Well – I know when you read this title, you probably feel a little hard-pressed to read this post. Why? I understand: because you know churning out a great piece of content every week – depending on the frequency with which you write – is a feat that very few people can reckon with. Or I’d say very few people can stick with.

You would just ask: why should I blog to stay competitive and disciplined in attaining my sales targets?

And the answer is: yes and no.

When you commit to writing and churning out content in your field or even in your ‘peripheral’ field, all your prospects and customers start raising their bar of respect and credibility for you. They find you a thought leader in your space – and most importantly, helpful.

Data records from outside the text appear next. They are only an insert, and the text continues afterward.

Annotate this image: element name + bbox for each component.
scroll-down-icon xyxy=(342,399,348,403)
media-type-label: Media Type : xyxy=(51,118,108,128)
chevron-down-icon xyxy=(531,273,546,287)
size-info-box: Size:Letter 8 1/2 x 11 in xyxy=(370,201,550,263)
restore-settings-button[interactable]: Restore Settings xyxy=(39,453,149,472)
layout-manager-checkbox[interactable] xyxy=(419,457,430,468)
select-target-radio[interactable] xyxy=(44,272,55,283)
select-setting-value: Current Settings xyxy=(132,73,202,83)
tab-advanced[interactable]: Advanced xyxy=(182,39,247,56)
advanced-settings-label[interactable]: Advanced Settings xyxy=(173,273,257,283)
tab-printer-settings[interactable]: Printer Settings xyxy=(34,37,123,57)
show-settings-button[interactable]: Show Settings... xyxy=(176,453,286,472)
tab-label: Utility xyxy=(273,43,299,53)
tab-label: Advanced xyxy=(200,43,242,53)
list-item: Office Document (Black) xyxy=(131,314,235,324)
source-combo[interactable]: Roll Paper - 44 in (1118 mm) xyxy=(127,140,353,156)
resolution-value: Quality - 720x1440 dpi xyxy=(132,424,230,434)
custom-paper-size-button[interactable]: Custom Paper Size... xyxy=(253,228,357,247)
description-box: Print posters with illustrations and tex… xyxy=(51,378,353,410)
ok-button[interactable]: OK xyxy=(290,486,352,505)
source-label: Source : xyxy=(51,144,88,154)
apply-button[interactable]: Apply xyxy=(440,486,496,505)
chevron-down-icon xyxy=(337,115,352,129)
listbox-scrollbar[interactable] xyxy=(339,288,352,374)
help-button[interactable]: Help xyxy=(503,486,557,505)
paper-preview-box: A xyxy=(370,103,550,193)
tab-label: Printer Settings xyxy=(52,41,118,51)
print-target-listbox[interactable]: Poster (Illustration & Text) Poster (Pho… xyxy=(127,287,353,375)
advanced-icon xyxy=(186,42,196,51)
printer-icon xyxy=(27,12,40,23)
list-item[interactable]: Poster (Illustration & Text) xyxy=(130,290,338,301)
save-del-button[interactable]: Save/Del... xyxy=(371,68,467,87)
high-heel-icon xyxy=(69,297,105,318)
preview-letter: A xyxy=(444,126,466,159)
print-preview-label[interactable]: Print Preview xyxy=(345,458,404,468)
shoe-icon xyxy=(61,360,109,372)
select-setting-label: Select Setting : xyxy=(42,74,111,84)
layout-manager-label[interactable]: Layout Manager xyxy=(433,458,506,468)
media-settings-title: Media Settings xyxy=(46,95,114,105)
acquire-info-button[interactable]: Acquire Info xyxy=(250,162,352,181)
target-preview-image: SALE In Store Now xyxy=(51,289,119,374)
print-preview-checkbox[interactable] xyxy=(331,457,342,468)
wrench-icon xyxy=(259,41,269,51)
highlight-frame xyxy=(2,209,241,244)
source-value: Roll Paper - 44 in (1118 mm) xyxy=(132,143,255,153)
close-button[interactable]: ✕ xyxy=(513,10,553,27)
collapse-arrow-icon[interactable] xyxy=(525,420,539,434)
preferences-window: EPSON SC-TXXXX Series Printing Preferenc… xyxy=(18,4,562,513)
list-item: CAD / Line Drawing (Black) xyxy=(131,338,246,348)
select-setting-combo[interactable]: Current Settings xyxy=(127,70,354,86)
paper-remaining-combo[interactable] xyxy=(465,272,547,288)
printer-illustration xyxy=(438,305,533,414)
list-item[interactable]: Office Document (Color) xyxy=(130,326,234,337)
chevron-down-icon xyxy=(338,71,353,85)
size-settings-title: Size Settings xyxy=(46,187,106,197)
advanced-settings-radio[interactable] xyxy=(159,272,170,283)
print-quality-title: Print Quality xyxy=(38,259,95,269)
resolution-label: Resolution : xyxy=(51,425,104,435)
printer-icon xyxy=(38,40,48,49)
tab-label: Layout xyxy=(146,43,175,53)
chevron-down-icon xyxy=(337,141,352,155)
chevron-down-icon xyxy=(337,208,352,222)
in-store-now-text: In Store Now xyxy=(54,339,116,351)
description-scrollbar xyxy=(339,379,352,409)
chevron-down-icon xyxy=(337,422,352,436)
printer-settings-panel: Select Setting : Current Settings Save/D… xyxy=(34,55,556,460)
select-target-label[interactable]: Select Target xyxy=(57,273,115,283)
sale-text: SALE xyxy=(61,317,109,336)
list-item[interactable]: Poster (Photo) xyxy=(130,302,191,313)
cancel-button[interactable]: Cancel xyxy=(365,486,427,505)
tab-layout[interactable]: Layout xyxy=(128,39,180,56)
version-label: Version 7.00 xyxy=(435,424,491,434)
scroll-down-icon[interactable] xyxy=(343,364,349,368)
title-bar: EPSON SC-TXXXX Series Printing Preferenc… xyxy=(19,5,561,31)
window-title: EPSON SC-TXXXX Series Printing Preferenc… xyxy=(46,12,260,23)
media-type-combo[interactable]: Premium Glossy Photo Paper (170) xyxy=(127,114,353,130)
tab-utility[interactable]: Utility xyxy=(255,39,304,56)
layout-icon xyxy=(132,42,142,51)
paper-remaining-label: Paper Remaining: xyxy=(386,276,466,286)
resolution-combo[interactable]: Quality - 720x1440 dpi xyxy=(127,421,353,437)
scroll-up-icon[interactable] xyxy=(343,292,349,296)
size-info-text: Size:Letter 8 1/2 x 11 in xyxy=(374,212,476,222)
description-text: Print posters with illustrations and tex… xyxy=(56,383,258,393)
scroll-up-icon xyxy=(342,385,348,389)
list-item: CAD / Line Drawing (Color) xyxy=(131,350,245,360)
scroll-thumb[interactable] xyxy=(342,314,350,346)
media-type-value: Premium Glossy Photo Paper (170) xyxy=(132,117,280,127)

On the flipside, there are very few salespeople who can straddle well between cracking open to new accounts and creating content that triggers the pain points of their prospects. So they might as well think why bother transcribing when they can ‘wing it’ with their gift of gab and decent know-how about the industry. I mean not everyone needs to be a writer to be a salesperson – you might as well work in one field and stay competitive and edgy rather than try to be too-much-of-everything person who just cannot synthesize these attributes in a competent way.

And the answer again is: yes and no. Or maybe: somewhere in between.

There are two chief qualities needed to be a writer – consistency (showing up, even when you are reluctant) and reading (possibly reading like a fanatic), to stay competitive.

And while the same qualities also apply to a being a top salesperson, but the most important one is ‘showing up’ and ‘hustling’ till you finally get the prospect on board.

A lot of people who are into sales may think they already have a lot to balance or relentlessly handle in their job – and they kind of feel tied down with arduous tasks making  them do very little in writing their perspectives on a blog.

But if you truly want to make things happen on your sales front and in your blogging project, the only way to win more clients is via generating valuable content. It is no more just a responsibility of a marketer to generate content, as both sales and marketing – in a way – as roles are slowly started to blur. Your prospects look at ‘you’ to give them all the information which they are unaware of, by a huge margin.

The goal should not be to balance, but to ‘synthesize’.

It is via blogging you can:

  • Receive your clients’ and prospects’ feedback and turn it into an effective blog post citing the key concerns faced by them in the industry – and how you as a company (sales representative) solved it for them. That way, you can generate real-time insights on what’s happening in your industry and start to create a voice of yourself in your field. Either you write in your company blog or you can create your own blog and share your thoughts on key topics in your industry and ask your customers to contribute with their perspectives to create an engaging community.
  • Have your own voice in the noise of me-too people and start to make a difference with your blog posts.
  • Potentially win more customers with more of a ‘herd strategy’ – when you start to earn trust of your community, you eventually receive more business from the people who already start to consider you a helpful salesperson.
  • Show up. And keep showing up. Well, in all honestly, in this inconsistent world of do-it-when-you-feel-like people who create content and forget about it for a few months, then start writing again, people who actually promise on what they deliver – be it writing one post per week, or two, or three, the one who is consistent enough on his/her commitment actually garners attention – earn trust from their audience.
  • Compartmentalize your professional life with effective time management. As a salesperson and a writer, you are fulfilling two roles. And both require some incredible amount of stamina and streamlining; you will respect deadlines and work to reach them in every possible way. Now isn’t that reflecting discipline?

As far as the foreseeable future is concerned, sales will evolve more and more as more of a marketing role – there might just be a be a new title that strings the two roles via a thread of problem solving for the customer.

Just as how Ann Handley is the world’s chief content officer of MarketingProfs, sales will see a new amalgamation of content and marketing, and become a role that would encapsulate thought leadership and industry’s social triggers – full swing!

So stays tuned until then – and start your blog, now!